Ground troops from the US-backed AMISOM forces enter the town of Wanlaweyn in Somalia. The country has 17,000 troops occupying the Horn of Africa state on behalf of the Pentagon and NATO., a photo by Pan-African News Wire File Photos on Flickr.
Somalia’s new PM identified
December 13 2013 at 11:05am
By Feisal Omar
Mogadishu - Somalia's president named economist Abdiweli Sheikh Ahmed as his new prime minister on Thursday, ending weeks of political paralysis as the country strives to secure fragile security gains against Islamist militants.
Ahmed previously worked at the Islamic Development Bank in Saudi Arabia. He replaces Abdi Farah Shirdon who was forced out by lawmakers in a vote of no confidence after falling out with President Hassan Sheikh Mohamud.
“We have found Abdiweli Sheikh is the most suitable man to become Somalia's prime minister,” Mohamud told a crowd of ministers, lawmakers and military officials at the heavily fortified presidential palace.
“We hope he will move Somalia forward.”
Western donors had worried a prolonged vacuum at the head of government would disrupt efforts to rebuild state institutions and defeat al Qaeda-linked militants who control swathes of the rural south and centre of the Horn of Africa country.
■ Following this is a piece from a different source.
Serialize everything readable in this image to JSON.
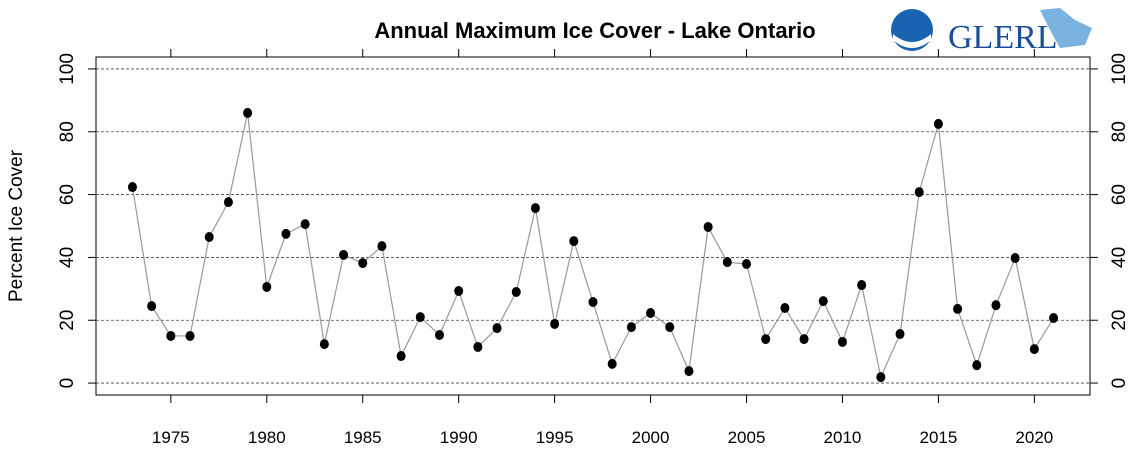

Ahmed was born in the southern Gedo region and is a newcomer to Somali politics, just as Mohamud was when he was elected by lawmakers 15 months ago.
Foreign allies saw Mohamud and his new government as Somalia's best chance in two decades to shake off the tag of “failed state”. But he struggled to overcome divisive clan politics, corruption and a stubborn Islamist insurgency.
Relations between Mohamud and Shirdon broke down over the composition of a new cabinet. Sharing power among Somalia's clans is crucial to any government's survival, analysts say.
Ahmed left Somalia when civil war began in 1991. Most recently he has been an economist at the Islamic Development Bank in Jeddah, Saudi Arabia, and before that he was an adviser to the Common Market for Eastern and Southern Africa.
Paul Gabriel, a Control Risks analyst, said Ahmed's economic credentials were likely to appease donors eager for Somalia to build a functioning financial system from scratch.
However, Gabriel added that Ahmed's technocratic background and relatively few domestic political ties “mean that president Mahmoud is likely to be able to more easily exert influence over him”.